(Revista Pergunte e Responderemos, PR 300/1987)
Em síntese: A Congregação para os Sacramentos (Roma) publicou uma Nota, lembrando: 1) a necessidade de se levarem as crianças à primeira Confissão sacramental antes da primeira Comunhão Eucarística, pois esta prática, entre outras vantagens, tem valor pedagógico indispensável na formação do cristão; este, desde cedo, deve estimar a entrega amorosa e confiante de si mesmo à misericórdia do Senhor; 2) as condições estipuladas pelo Código de Direito Canônico para que se possa validamente ministrar a absolvição coletiva aos fiéis.
***
O sacramento da Confissão ou da Reconciliação tem suscitado sucessivos pronunciamentos da Santa Sé, que deseja preservar a identidade deste dom do Senhor e favorecer a frutuosidade do mesmo.
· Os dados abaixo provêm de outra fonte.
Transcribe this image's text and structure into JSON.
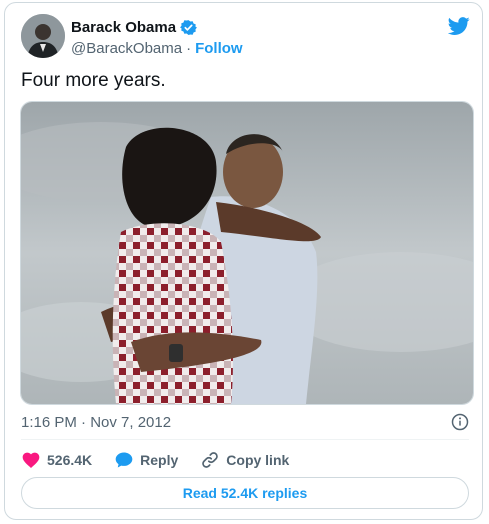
{
  "author": {
    "name": "Barack Obama",
    "handle": "@BarackObama",
    "separator": "·",
    "follow_label": "Follow",
    "verified": true
  },
  "tweet": {
    "text": "Four more years.",
    "timestamp": "1:16 PM · Nov 7, 2012"
  },
  "actions": {
    "likes_count": "526.4K",
    "reply_label": "Reply",
    "copy_link_label": "Copy link"
  },
  "replies_button_label": "Read 52.4K replies",
  "icons": {
    "verified": "verified-badge-icon",
    "bird": "twitter-bird-icon",
    "info": "info-icon",
    "like": "heart-icon",
    "reply": "speech-bubble-icon",
    "copy_link": "link-icon"
  },
  "colors": {
    "accent": "#1d9bf0",
    "like": "#f91880",
    "text_primary": "#0f1419",
    "text_secondary": "#536471",
    "border": "#cfd9de"
  }
}
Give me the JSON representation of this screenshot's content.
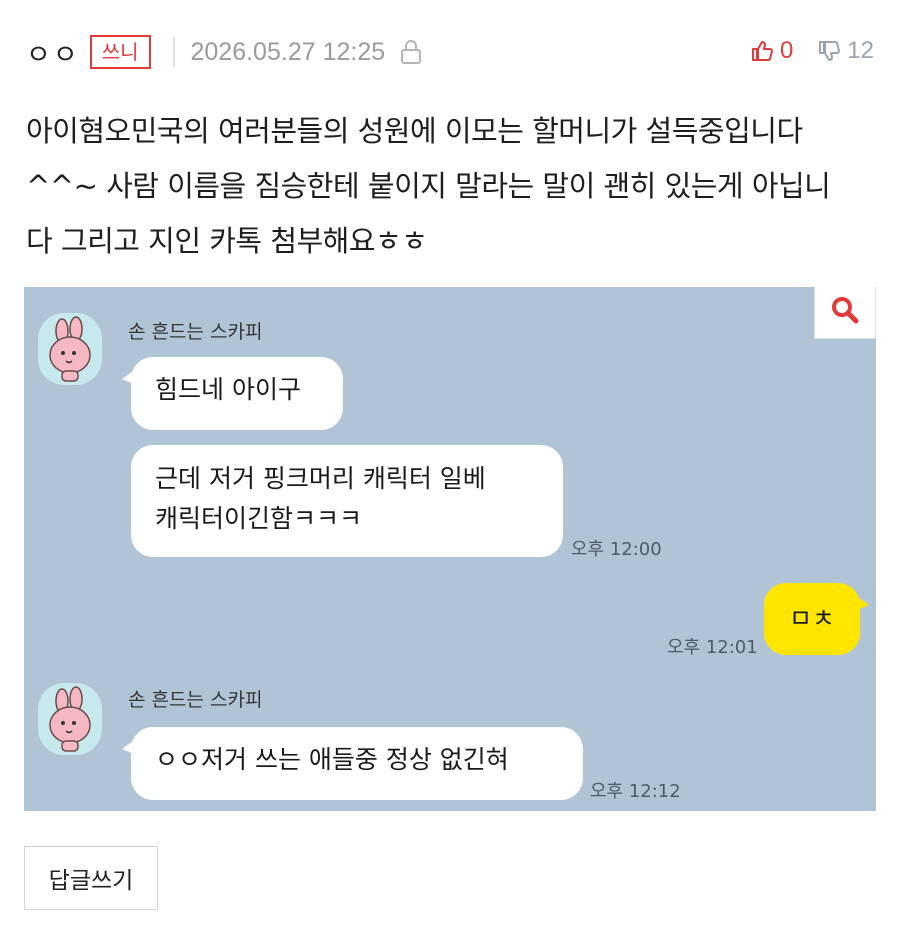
{
  "header": {
    "author": "ㅇㅇ",
    "author_badge": "쓰니",
    "date": "2026.05.27 12:25",
    "upvotes": "0",
    "downvotes": "12"
  },
  "post": {
    "lines": [
      "아이혐오민국의 여러분들의 성원에 이모는 할머니가 설득중입니다",
      "^^~ 사람 이름을 짐승한테 붙이지 말라는 말이 괜히 있는게 아닙니",
      "다 그리고 지인 카톡 첨부해요ㅎㅎ"
    ]
  },
  "chat": {
    "sender_1": "손 흔드는 스카피",
    "msg_1": "힘드네 아이구",
    "msg_2_line1": "근데 저거 핑크머리 캐릭터 일베",
    "msg_2_line2": "캐릭터이긴함ㅋㅋㅋ",
    "time_1": "오후 12:00",
    "my_msg": "ㅁㅊ",
    "time_2": "오후 12:01",
    "sender_2": "손 흔드는 스카피",
    "msg_3": "ㅇㅇ저거 쓰는 애들중 정상 없긴혀",
    "time_3": "오후 12:12"
  },
  "actions": {
    "reply_label": "답글쓰기"
  },
  "colors": {
    "accent_red": "#e03a3a",
    "chat_bg": "#b1c4d6",
    "my_bubble": "#fee500"
  },
  "icons": [
    "lock-icon",
    "thumbs-up-icon",
    "thumbs-down-icon",
    "zoom-icon"
  ]
}
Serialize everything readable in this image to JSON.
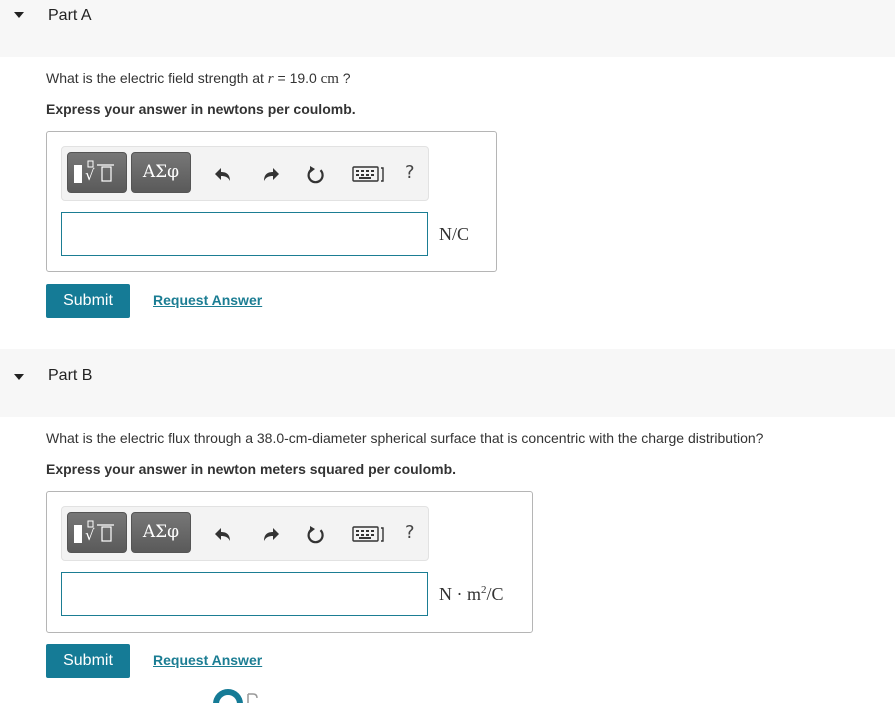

Por isto, aos 20/12/1986 a Congregação para os Sacramentos emitiu uma Nota que aborda mais uma vez o tema, juntamente com assuntos ligados aos sacramentos da Ordem e do Matrimônio: recomenda que o sacramento da Reconciliação seja ministrado às crianças antes da primeira Comunhão, como sempre se fez, e que a absolvição coletiva não seja dada aos fiéis fora dos casos e das condições previstas pelo Código de Direito Canônico. Transcreveremos, a seguir, estas observações sobre a Penitência sacramental, acrescentando-lhes breves comentários.
1. A NOTA DA SANTA SÉ
Roma, 20 de dezembro de 1986
CONGREGATIO
PRO SACRAMENTIS
Prot. N. 1400/86
Excelência,[1]
A Congregação para os Sacramentos realizou uma “Plenária” nos dias 15, 16 e 17 de abril do corrente ano, com a participação dos Exmos. Cardeais e Exmos. Bispos que a compõem.
Os temas tratados incidiram sobre os Sacramentos da Penitência, da Ordem e do Matrimônio.
Foram os seguintes os assuntos versados, com as formulações que se lhes deram e as decisões tomadas em relação a cada um deles:
I – Considerações pastorais acerca do tempo da primeira Confissão
Foi tida presente a atual disciplina eclesiástica quanto ao tempo da primeira Confissão, confirmada pelo cân. 914 C.D.C., o qual prescreve que as crianças, que já atingiram o uso de razão, devem ser preparadas para receber a primeira Comunhão, fazendo antes a Confissão sacramental.
Fundamento de tal observância, para as crianças, não é tanto o estado de culpa em que elas possam encontrar-se quanto o objetivo formativo e pastoral; ou seja, o intuito de educá-las já desde a mais tenra idade no espírito cristão de penitência, na gradual aquisição do conhecimento e do domínio de si, no exato sentido do pecado, mesmo do pecado venial, na necessidade de pedir perdão a Deus e, sobretudo, na entrega amorosa e confiante de si mesmo à misericórdia do Senhor.
Essa educação compete principalmente aos pais, aos educadores e aos sacerdotes: todos eles devem inculcar nas crianças, mais do que o sentido de culpa, a alegria serena pelo encontro com o Pai que perdoa, o que se encontra bem expresso na forma da absolvição pronunciada pelo Sacerdote.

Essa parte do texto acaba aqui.